Bryson DeChambeau relies on more than science; he was practicing into the dark on Friday
Kevin C. Cox
HONOLULU — If there’s one thing that Bryson DeChambeau has proven in his young career it’s that he’s a different sort of cat when it comes to how he approaches the game. But underneath all that science is something more old fashioned: Hard work.
Case in point: On Friday, the 25-year-old five-time winner practiced well into the dark at the Sony Open in Hawaii, at one point bringing out a small set of lights and a high speed camera to the putting green as he tried to straighten out the face angle of his putter at impact. The extra work paid off.
Saturday, DeChambeau made eight birdies and just one bogey en route to a seven-under 63 to climb into the top five on the leaderboard (though he is still well back of runaway leader Matt Kuchar).
“I wasn't going to leave until I figured it out,” DeChambeau said.
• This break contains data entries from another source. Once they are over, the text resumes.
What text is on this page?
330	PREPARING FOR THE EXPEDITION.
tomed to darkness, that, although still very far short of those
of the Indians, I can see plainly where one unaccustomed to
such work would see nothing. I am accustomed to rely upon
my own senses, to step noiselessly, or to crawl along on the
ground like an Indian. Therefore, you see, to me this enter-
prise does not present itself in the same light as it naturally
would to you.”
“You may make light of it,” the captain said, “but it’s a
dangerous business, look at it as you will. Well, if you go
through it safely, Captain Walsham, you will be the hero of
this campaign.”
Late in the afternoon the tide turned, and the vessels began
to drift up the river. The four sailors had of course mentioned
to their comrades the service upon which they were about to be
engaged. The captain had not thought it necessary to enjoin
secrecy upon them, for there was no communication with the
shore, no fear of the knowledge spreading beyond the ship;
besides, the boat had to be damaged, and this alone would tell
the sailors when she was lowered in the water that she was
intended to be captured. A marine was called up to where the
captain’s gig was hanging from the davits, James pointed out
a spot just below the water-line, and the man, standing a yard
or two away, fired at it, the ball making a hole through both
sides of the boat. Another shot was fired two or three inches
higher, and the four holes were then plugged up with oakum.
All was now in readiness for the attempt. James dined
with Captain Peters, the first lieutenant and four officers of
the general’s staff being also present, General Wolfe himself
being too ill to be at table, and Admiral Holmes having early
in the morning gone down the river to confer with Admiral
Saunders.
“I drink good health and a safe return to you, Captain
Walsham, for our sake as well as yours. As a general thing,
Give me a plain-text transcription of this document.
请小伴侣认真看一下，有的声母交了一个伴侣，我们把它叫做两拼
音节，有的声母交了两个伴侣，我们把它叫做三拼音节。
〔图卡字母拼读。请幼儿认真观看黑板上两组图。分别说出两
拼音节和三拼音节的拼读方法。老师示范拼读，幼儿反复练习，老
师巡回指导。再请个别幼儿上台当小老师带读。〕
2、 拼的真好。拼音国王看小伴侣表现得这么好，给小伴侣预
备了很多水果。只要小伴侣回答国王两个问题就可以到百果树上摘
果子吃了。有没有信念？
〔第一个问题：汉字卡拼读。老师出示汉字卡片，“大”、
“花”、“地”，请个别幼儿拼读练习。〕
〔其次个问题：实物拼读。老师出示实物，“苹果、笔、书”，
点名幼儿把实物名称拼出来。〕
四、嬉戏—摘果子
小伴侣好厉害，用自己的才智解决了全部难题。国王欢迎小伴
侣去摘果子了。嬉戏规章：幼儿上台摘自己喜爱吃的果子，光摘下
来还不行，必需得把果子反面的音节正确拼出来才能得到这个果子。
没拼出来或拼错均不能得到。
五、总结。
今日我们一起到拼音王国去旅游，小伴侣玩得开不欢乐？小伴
It didn’t take long. DeChambeau birdied six of his first 12 holes at Waialae CC, including four in a row at one point. He was also significantly better with the flat stick from a day earlier, going from 0.058 in strokes gained:putting in the second round to 0.788 in the third. He also took four fewer total putts with 27.
“It means we're going in the right direction,” DeChambeau said. “It's just frustrating that it didn't happen Thursday.”